I quite like Spielberg’s 2005 remake of War of the Worlds, starring Tom Cruise. Sure, the mixed reviews have some merit—there are pacing issues and a few tonal wobbles—but any serious effort to keep a literary classic alive and breathing for new audiences earns extra points from me.
Different viewers come for different reasons, and that’s part of what makes the film work as a gateway. Some are pulled in by the jaw-dropping special effects and the sheer spectacle of those towering Tripods rising out of the ground like mechanical demons. Others show up for Cruise’s trademark intensity and magnetic screen presence; even when his character is at his most flawed and frantic, he’s impossible to look away from. And then there’s Dakota Fanning—still a child at the time—who delivers one of the most raw, heartbreaking performances of any kid actor in a big-budget sci-fi film. Her terror feels unbearably real, and she more than earns the attention she gets.

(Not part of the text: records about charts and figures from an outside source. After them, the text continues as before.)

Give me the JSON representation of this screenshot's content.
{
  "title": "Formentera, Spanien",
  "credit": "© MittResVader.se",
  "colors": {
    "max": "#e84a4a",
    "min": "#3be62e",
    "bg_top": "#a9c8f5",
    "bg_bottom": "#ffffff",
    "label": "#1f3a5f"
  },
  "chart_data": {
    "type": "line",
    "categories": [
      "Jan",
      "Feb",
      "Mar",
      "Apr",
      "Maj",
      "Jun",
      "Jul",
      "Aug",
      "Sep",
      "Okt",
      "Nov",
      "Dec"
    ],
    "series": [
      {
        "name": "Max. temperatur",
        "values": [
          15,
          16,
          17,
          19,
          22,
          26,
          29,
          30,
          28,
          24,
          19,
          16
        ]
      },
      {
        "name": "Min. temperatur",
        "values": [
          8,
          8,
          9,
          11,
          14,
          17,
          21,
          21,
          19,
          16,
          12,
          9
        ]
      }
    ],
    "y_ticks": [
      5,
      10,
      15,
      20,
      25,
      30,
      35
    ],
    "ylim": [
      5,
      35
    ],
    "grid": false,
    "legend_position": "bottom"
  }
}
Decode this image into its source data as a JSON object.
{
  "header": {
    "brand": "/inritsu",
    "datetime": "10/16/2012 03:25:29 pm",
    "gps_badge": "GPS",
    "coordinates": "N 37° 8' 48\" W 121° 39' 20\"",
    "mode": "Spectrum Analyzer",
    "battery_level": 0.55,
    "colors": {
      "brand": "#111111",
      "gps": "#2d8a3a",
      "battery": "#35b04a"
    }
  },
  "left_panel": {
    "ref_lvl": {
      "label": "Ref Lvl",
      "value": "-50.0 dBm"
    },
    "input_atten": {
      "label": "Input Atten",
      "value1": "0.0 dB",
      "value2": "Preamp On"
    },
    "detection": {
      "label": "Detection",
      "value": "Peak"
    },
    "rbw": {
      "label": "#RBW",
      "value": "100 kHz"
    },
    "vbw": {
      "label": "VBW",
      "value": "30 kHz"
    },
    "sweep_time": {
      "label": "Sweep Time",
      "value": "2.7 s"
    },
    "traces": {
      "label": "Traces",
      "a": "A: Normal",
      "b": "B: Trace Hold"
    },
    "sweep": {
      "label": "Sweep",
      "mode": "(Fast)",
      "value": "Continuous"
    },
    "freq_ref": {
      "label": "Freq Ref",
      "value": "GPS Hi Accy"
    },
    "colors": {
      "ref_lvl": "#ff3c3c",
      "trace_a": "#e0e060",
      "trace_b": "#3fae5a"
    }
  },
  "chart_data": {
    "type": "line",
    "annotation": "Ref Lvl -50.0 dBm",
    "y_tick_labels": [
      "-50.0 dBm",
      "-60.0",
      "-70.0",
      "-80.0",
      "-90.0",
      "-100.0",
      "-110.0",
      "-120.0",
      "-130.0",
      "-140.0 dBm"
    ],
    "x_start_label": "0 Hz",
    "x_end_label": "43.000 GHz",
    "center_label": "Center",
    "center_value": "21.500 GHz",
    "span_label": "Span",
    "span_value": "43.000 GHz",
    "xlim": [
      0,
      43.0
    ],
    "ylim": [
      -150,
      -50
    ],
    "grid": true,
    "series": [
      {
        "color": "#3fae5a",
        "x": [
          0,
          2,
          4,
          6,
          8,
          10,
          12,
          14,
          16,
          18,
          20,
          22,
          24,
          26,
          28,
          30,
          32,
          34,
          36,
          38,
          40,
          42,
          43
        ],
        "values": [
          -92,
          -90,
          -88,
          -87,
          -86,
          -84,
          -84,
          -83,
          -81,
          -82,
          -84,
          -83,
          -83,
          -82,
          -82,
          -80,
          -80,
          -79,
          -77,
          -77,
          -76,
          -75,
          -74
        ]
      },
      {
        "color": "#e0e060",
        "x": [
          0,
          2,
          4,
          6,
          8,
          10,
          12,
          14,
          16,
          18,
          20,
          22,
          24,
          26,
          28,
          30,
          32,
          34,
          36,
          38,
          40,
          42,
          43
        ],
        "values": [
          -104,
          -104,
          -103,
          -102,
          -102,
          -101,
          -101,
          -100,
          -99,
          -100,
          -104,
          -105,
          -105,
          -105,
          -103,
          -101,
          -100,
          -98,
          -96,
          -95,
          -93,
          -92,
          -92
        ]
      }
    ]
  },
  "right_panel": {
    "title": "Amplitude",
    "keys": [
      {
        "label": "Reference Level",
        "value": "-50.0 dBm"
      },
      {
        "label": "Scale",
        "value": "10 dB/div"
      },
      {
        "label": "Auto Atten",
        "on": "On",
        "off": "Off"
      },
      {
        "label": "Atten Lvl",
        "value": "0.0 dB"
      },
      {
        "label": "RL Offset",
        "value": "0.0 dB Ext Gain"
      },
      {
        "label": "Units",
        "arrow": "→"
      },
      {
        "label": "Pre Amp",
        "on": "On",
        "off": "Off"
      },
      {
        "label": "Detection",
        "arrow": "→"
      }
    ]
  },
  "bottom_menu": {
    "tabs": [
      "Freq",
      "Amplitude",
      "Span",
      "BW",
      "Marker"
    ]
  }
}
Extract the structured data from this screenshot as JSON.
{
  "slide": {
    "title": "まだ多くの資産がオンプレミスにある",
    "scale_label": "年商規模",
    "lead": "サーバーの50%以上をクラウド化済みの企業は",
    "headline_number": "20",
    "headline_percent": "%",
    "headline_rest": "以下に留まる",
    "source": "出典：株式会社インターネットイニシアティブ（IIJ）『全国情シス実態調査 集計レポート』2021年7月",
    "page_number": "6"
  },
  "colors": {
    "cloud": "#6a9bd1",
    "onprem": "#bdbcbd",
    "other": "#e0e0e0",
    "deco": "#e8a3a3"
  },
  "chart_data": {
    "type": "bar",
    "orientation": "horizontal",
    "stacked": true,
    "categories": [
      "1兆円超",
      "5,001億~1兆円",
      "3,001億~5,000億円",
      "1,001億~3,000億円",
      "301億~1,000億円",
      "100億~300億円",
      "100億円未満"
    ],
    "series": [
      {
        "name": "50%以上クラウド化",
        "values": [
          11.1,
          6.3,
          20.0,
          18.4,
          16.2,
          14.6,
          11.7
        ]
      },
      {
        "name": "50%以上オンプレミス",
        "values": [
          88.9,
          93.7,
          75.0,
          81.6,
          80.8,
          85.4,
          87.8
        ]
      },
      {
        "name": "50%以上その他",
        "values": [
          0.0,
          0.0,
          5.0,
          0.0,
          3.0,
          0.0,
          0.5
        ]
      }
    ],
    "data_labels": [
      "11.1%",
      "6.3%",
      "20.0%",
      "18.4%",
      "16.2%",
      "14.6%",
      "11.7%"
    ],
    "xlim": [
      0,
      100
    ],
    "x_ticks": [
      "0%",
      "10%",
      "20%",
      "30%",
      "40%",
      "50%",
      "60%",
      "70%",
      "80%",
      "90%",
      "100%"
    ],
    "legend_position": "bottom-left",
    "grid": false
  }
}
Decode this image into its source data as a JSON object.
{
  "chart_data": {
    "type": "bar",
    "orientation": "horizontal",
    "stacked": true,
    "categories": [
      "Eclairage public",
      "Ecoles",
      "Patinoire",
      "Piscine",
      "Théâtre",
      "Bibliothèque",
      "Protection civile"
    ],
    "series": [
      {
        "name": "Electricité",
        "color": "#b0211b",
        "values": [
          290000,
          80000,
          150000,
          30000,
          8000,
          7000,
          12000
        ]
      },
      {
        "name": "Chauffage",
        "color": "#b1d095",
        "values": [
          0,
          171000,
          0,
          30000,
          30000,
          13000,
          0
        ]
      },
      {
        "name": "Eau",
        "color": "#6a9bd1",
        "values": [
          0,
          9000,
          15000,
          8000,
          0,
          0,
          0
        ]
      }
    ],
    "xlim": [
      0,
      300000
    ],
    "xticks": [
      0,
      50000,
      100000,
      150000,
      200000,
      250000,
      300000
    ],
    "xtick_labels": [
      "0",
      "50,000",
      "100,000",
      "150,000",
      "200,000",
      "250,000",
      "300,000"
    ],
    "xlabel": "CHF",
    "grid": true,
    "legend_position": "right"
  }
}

But whatever the entry point—frivolous or not—the real victory is that H.G. Wells’ core message gets relaunched to an entirely new generation: humanity’s terrifying vulnerability in the face of superior technology, the fragility of civilization, and the humbling realization that we are not the apex predators we like to believe we are. In an age of drones, AI, and ever-advancing weaponry, that warning feels as urgent as it did in 1898. Spielberg’s version may not be flawless, but it keeps the conversation going, and that’s worth celebrating.